Now, when the pot is placed on the switched-on induction hob, a contact is created that, through the force of the magnetic field induced by the coils, some circular currents are induced to cause, according to Foucault’s law, an immediate heating of the pot’s base while the plate stays cold; this latter only becomes warm indirectly in consequent time.
The demands of modern society, more and more projected toward the future and toward products that are technologically innovative and capable to ensure energy savings at the same efficiency level, has led our company to improve the concept of cooking by induction. After thorough studies and major investments in technology, our company developed an extremely innovative, patented method, held on a world-wide exclusive basis.

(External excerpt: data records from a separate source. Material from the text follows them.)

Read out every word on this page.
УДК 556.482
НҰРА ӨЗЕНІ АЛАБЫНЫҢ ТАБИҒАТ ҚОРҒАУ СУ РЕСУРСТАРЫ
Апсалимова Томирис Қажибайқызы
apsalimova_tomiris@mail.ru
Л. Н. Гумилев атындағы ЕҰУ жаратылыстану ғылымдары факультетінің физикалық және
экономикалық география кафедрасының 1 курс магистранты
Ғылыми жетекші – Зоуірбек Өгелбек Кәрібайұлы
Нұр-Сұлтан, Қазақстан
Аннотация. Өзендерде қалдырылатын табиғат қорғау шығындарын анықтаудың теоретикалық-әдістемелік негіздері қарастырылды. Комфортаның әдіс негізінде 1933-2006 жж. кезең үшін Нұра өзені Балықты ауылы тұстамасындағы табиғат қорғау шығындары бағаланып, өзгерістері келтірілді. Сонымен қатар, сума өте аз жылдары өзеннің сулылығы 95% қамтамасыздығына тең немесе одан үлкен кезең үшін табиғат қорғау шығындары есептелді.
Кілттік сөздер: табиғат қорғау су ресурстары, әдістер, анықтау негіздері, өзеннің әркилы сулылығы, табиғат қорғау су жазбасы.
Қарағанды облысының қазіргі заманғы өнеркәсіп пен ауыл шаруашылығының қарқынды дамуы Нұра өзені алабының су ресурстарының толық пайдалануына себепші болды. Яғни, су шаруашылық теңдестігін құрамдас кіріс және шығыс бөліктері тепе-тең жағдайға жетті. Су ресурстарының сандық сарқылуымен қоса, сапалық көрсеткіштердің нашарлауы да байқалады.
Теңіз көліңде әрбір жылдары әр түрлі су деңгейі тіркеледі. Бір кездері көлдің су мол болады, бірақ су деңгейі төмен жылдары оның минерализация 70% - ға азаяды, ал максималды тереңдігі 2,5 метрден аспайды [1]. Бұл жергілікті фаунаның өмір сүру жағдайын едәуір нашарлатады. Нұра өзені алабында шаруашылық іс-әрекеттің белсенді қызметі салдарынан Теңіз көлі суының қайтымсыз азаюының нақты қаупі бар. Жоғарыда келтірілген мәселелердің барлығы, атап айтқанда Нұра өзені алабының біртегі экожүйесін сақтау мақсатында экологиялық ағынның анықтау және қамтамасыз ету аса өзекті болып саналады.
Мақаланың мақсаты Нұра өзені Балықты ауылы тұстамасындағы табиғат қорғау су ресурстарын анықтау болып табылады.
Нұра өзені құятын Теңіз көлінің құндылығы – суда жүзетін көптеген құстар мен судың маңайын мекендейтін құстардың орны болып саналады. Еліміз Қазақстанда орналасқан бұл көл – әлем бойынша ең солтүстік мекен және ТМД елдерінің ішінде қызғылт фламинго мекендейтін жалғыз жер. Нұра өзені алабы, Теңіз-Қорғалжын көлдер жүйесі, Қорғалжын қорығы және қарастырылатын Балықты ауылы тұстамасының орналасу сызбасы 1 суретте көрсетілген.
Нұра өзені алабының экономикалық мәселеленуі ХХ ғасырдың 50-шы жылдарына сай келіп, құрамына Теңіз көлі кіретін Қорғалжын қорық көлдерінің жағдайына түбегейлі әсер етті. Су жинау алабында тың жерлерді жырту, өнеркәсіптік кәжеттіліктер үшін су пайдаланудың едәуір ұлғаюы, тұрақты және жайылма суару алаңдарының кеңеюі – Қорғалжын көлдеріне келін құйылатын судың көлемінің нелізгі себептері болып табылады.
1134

The introduction of a special “carved motif” on the base, besides the advantage of an immediate esthetic identification, has a specific function. It has been technically demonstrated that the inclusion of some non-magnetic steel “barriers” on the surface of the pot’s base stimulates a greater molecular movement, thus increasing the performance of the electromagnetic field and thereby increasing the heating power. In our pots, the “barriers” are provided by our exclusive, patented “carved motif”.
Another distinctive element of our special bottom is that the parts of material that emerge from the carvings on the disk of magnetizable material are Always covered with the prestigious AISI 304 stainless steel. One main advantage is preventing corrosion of the bases and alteration of their esthetic appearance, as well as ensuring the perfect flatness and adherence of the base to the hob’s surface, with obvious advantages in terms of cooking’s speed and energy savings.
All this without losing any of the advantages of high-performing cooking on any other heat source (gas, halogen, electric, vitro-ceramic).